“If I had seen it was—” Rosalind paused with troubled surprise. Sometimes his fine voice and soft tones lulled her doubts altogether, but, again, a sudden touch brought them all back. He was very quick, however, to observe the changes in her, and changed with them with a curious mixture of sympathy and servility.
“Circumstances have carried me far away since then,” he said; “but I have always longed to know, to hear, something. If I could tell you the questions I have asked myself as to what might be going on; and how many times I have tried to get to England to find out!”
“We have never returned to Highcourt,” she said, confused by his efforts to bring back those former meetings, and not knowing how to reply. “I think we shall not till my brother comes of age. Yes, my little brother was the same. He is very much excited about what happened to-day; neither of them understood it at first, but now they begin to perceive that it is a wonderful adventure. I hope the wetting will do you no harm.”
“Please,” he said in a petulant tone, “if you do not want to vex me, say no more of that. I am not such a weak creature; indeed, there is nothing the matter with me, except in imagination.”

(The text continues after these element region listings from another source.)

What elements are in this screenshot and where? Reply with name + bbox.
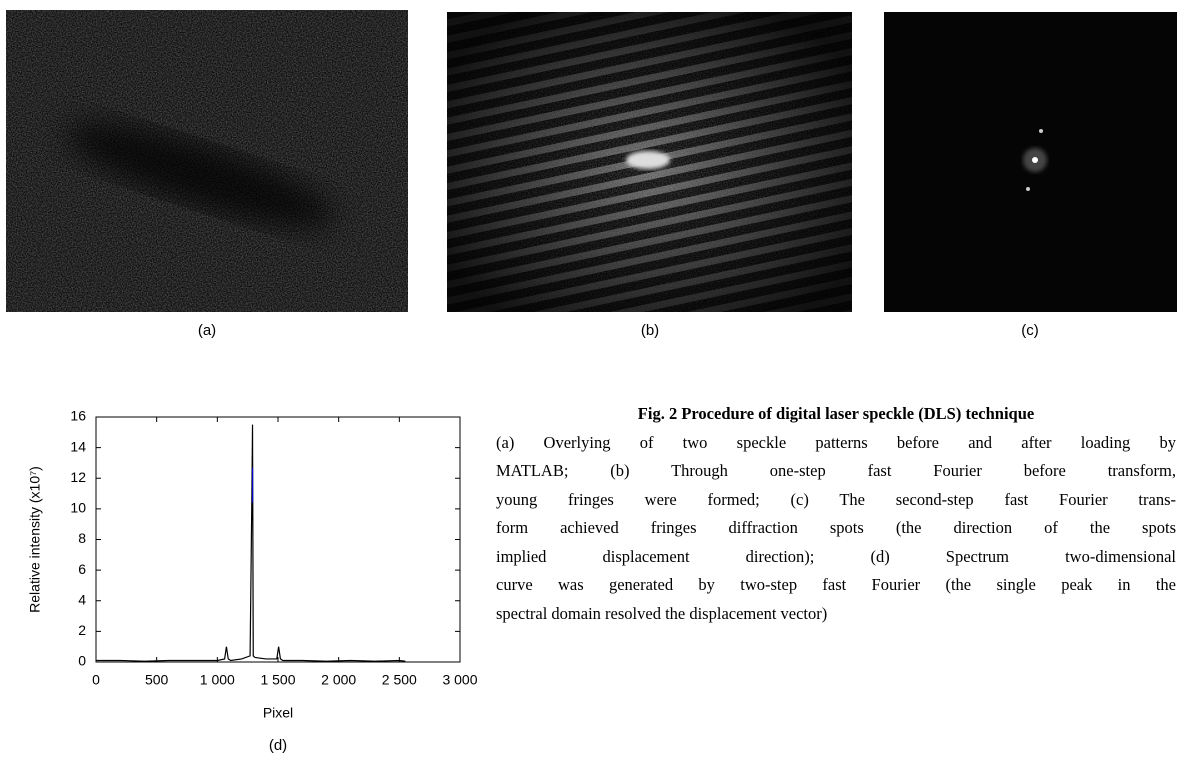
x-tick-label: 1 000	[200, 672, 235, 688]
line	[96, 425, 405, 662]
x-tick-label: 0	[92, 672, 100, 688]
caption-line: implied displacement direction); (d) Spe…	[496, 543, 1176, 572]
y-tick-label: 16	[70, 408, 86, 424]
y-tick-label: 14	[70, 438, 86, 454]
x-tick-label: 500	[145, 672, 169, 688]
x-axis-label: Pixel	[263, 705, 293, 721]
panel-label: (c)	[1021, 322, 1039, 339]
y-axis-label: Relative intensity (x10⁷)	[27, 466, 43, 613]
caption-line: spectral domain resolved the displacemen…	[496, 600, 1176, 629]
caption-line: curve was generated by two-step fast Fou…	[496, 571, 1176, 600]
x-tick-label: 2 500	[382, 672, 417, 688]
caption-title: Fig. 2 Procedure of digital laser speckl…	[496, 400, 1176, 429]
panel-label: (d)	[269, 737, 287, 754]
y-tick-label: 0	[78, 653, 86, 669]
caption-line: (a) Overlying of two speckle patterns be…	[496, 429, 1176, 458]
caption-line: form achieved fringes diffraction spots …	[496, 514, 1176, 543]
image-a	[6, 10, 408, 312]
chart: 0 500 1 000 1 500 2 000 2 500 3 000 0 2 4 6 8 10 12 14…	[0, 330, 480, 730]
image-b	[447, 12, 852, 312]
plot-frame	[96, 417, 460, 662]
y-tick-label: 6	[78, 561, 86, 577]
caption-line: young fringes were formed; (c) The secon…	[496, 486, 1176, 515]
x-tick-label: 1 500	[260, 672, 295, 688]
images	[0, 0, 1183, 330]
y-tick-label: 10	[70, 500, 86, 516]
x-tick-label: 3 000	[442, 672, 477, 688]
page: (a) (b) (c) (d) 05001 0001 5002 0002 500…	[0, 0, 1183, 758]
y-tick-label: 4	[78, 591, 86, 607]
x-tick-label: 2 000	[321, 672, 356, 688]
y-tick-label: 12	[70, 469, 86, 485]
panel-label: (b)	[641, 322, 659, 339]
image-c	[884, 12, 1177, 312]
caption: Fig. 2 Procedure of digital laser speckl…	[496, 400, 1176, 628]
y-tick-label: 2	[78, 622, 86, 638]
caption-line: MATLAB; (b) Through one-step fast Fourie…	[496, 457, 1176, 486]
y-tick-label: 8	[78, 530, 86, 546]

“I think,” said Rosalind, with a little involuntary laugh, “that the baths of Aix are good for the imagination. It grows by what it feeds on; though rheumatism does not seem to be an imaginative sort of malady.”
“You forget,” he cried, almost with resentment; “the danger of it is that it affects the heart, which is not a thing to laugh at.”
“Oh, forgive me!” Rosalind cried. “I should not have spoken so lightly. It was because you were so determined that nothing ailed you. And I hope you are right. The lake was so beautiful to-day. It did not look as if it could do harm.”
“You go there often? I saw you had been painting.”
“Making a very little, very bad, sketch, that was all. Mr. Everard, I think I must go in. My aunt will want me.”
“May I come, too? How kind she is! I feared that being without introduction, knowing nobody— But Mrs. Lennox has been most generous, receiving me without a question—and you, Miss Trevanion.”